Other directors sharing their expertise with peers attending NACD’s Master Class included Office Depot Compensation Rear Admiral (Retired) Chairman Marty Evans, Winn Dixie Director Charlie Garcia, who discussed the implications of America’s growing Hispanic population for board composition, and Major General (Retired) Hawthorne “Peet” Proctor, who spoke about the characteristics of exemplary board leadership.

To learn more about NACD’s Director Professionalism-The Master Class in 2011, click here. Already attended the Master Class? Contact fellowships@NACDonline.org to find out how you can become a 2011 NACD Board Leadership Fellow.

2 Comments

  • jn miller says:

    Re: NACD’s Liz Barron’s 12/13/10 posting of Jet Blue director V. Gambale’s action (Flight attendant/passenger incident).

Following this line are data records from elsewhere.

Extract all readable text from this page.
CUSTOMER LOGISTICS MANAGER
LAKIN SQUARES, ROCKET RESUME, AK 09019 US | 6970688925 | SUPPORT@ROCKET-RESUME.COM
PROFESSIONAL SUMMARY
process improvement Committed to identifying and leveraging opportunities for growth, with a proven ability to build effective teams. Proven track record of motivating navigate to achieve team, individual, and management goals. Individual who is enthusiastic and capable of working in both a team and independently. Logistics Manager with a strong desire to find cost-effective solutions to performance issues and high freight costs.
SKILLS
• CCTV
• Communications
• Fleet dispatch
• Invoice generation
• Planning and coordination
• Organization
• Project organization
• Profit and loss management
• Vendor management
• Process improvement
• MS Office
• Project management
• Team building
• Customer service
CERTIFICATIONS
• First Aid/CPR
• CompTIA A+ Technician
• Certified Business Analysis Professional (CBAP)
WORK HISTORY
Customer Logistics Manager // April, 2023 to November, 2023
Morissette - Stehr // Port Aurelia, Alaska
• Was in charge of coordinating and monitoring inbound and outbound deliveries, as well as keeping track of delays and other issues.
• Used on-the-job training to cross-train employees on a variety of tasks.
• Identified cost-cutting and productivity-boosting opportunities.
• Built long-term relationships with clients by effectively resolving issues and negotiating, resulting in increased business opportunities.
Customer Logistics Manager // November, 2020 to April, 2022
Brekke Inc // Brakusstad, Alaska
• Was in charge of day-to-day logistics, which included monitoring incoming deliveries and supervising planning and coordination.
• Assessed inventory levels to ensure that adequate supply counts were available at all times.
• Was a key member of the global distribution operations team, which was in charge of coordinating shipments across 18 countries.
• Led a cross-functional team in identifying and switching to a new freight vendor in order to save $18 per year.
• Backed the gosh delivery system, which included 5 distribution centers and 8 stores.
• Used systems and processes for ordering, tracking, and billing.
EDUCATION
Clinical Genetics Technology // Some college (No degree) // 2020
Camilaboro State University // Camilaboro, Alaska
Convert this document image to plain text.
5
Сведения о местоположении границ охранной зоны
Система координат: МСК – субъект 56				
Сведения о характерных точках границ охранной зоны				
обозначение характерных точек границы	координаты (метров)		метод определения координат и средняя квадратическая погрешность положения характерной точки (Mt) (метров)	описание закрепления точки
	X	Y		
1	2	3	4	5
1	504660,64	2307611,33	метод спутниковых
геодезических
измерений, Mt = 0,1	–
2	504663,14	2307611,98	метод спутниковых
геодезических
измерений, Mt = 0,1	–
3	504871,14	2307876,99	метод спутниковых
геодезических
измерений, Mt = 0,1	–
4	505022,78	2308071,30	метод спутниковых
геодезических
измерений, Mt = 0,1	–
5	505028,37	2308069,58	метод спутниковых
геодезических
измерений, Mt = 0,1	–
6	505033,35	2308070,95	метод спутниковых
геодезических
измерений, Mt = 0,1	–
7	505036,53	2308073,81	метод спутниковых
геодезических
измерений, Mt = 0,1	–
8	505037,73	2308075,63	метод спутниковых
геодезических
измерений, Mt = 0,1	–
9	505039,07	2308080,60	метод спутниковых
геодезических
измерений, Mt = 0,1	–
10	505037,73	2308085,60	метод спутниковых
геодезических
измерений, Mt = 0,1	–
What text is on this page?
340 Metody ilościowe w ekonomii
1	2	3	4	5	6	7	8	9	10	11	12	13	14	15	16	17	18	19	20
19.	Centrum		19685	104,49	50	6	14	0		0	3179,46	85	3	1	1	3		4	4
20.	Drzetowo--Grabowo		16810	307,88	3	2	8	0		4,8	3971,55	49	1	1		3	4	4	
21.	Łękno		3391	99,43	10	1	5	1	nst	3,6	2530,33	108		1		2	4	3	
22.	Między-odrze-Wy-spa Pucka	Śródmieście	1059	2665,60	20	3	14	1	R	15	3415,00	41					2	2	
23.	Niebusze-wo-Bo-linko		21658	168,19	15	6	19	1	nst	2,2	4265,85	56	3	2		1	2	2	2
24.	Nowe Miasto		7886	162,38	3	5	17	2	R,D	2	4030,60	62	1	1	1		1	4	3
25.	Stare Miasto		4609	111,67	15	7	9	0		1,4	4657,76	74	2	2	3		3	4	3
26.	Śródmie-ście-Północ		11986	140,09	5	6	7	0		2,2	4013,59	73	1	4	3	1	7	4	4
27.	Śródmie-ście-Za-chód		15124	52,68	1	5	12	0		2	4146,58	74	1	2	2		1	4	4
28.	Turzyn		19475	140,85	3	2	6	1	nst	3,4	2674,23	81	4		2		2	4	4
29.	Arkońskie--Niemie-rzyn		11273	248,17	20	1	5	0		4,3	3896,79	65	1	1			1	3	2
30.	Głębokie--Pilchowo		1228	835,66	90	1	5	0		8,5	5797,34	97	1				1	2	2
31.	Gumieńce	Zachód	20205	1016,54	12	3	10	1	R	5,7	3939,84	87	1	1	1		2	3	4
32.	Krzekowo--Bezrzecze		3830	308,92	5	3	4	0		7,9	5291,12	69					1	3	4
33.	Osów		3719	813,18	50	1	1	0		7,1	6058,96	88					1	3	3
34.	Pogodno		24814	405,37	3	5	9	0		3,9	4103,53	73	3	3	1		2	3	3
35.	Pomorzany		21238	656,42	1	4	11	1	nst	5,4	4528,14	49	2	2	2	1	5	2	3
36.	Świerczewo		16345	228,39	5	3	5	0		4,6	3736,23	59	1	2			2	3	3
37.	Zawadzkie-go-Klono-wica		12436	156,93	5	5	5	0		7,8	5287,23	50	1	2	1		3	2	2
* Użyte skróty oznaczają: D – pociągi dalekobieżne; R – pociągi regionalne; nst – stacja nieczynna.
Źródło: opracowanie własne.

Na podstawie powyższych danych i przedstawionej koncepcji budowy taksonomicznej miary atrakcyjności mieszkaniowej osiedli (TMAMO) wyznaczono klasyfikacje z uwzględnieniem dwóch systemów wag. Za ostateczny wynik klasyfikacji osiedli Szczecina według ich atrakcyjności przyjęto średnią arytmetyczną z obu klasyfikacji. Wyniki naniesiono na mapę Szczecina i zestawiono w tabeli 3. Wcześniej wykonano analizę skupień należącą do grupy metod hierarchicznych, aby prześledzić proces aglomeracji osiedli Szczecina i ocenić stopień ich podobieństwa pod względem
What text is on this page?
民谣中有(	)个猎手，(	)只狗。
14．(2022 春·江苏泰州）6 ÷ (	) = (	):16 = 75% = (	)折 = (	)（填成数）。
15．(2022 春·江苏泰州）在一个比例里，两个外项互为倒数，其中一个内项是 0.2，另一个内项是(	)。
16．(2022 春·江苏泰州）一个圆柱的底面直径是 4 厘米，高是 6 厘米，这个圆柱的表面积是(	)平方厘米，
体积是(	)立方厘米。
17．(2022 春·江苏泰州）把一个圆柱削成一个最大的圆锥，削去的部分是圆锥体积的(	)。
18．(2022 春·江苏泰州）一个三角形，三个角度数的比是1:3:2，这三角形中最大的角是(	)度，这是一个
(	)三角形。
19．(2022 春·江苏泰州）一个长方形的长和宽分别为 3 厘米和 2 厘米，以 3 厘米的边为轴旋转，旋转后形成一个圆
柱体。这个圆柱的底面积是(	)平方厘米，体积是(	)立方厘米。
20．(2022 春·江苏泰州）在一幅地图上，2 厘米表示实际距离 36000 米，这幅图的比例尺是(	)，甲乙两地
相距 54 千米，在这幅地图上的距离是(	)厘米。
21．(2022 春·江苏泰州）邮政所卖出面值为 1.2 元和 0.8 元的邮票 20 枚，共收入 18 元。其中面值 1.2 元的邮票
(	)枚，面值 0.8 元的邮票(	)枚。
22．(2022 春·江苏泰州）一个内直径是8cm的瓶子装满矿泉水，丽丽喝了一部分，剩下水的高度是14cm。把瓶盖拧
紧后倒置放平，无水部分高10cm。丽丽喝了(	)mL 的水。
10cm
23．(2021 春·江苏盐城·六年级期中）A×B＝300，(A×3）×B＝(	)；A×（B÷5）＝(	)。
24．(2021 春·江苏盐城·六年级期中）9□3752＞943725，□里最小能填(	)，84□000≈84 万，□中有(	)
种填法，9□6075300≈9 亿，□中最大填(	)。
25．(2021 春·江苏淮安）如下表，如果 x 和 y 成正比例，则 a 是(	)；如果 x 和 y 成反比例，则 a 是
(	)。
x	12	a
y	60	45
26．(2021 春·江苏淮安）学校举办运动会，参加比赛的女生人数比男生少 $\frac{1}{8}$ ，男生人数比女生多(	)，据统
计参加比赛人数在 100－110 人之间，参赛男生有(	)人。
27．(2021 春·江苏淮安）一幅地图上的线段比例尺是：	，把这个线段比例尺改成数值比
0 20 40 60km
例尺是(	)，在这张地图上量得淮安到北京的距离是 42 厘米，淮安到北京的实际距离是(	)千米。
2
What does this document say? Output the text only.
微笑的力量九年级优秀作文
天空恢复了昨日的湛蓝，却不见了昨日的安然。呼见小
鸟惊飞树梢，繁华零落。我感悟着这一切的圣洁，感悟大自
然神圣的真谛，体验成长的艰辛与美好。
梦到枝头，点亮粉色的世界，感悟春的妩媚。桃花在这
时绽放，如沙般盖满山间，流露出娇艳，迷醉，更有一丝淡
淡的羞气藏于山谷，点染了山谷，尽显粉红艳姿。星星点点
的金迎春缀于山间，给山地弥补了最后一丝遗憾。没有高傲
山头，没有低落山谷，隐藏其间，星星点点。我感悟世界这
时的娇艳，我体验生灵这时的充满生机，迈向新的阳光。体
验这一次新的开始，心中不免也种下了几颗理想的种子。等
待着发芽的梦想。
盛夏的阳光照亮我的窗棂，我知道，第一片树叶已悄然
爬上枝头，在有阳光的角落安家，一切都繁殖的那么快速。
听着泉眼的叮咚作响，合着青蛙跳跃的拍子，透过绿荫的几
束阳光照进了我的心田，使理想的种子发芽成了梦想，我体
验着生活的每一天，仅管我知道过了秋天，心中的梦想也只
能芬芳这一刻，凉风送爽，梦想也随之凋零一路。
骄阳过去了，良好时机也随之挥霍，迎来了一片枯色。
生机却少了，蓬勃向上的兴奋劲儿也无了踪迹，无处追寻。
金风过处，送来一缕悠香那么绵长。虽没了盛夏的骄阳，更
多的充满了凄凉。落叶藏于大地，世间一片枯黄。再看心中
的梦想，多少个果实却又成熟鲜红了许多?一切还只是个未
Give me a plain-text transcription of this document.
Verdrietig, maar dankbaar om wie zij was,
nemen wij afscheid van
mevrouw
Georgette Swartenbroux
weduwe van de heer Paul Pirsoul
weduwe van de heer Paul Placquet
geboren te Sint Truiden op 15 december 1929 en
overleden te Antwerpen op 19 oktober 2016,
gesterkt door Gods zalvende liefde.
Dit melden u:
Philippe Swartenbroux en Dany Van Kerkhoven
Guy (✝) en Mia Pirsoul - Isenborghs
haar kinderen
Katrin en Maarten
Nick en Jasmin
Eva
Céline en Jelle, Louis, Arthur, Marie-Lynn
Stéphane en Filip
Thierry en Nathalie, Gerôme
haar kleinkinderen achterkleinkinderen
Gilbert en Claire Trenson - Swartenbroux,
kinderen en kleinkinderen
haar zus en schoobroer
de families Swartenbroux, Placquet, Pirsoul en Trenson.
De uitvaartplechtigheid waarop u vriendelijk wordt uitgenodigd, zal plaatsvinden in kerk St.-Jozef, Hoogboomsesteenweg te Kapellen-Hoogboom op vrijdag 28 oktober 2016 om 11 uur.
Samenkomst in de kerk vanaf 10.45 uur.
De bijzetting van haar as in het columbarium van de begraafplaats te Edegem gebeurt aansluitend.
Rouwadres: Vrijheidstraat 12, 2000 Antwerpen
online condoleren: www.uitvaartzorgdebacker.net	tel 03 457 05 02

    The lead in for the story implies we will hear about the action taken by director Gambale and not HOW she obtained the information. Kudos for her preparation to FIND OUT about incidents – however, I would be interested in what she DID with the information at the Board level as implied by the Barron posting which provided nothing in that regard. (Sorry if I missed a “go to” link to that key part of the story)

    i.e. You got my attention with the lead-in to the story but did not provide the story – only that the director had the information. As Paul Harvey would have said, “And now here’s the rest of the story”. I’m sure it would have been interesting reading.

  • A good proactive approach of getting relevant information through social media websites / Twitter.

    I have observed some Board members create pubic profiles on Twitter in order to respond to any negative & inaccurate information Tweeted. A bold step but never the less the tweeting community takes it as Investor confidence and transparency on behalf of the Board.

    Another phenomena is the creation of media departments responding to Reputational Risk matters being tweeted about the organization.

    My predication for next year it’s only going to get more visible and something the Board needs to discuss and plan.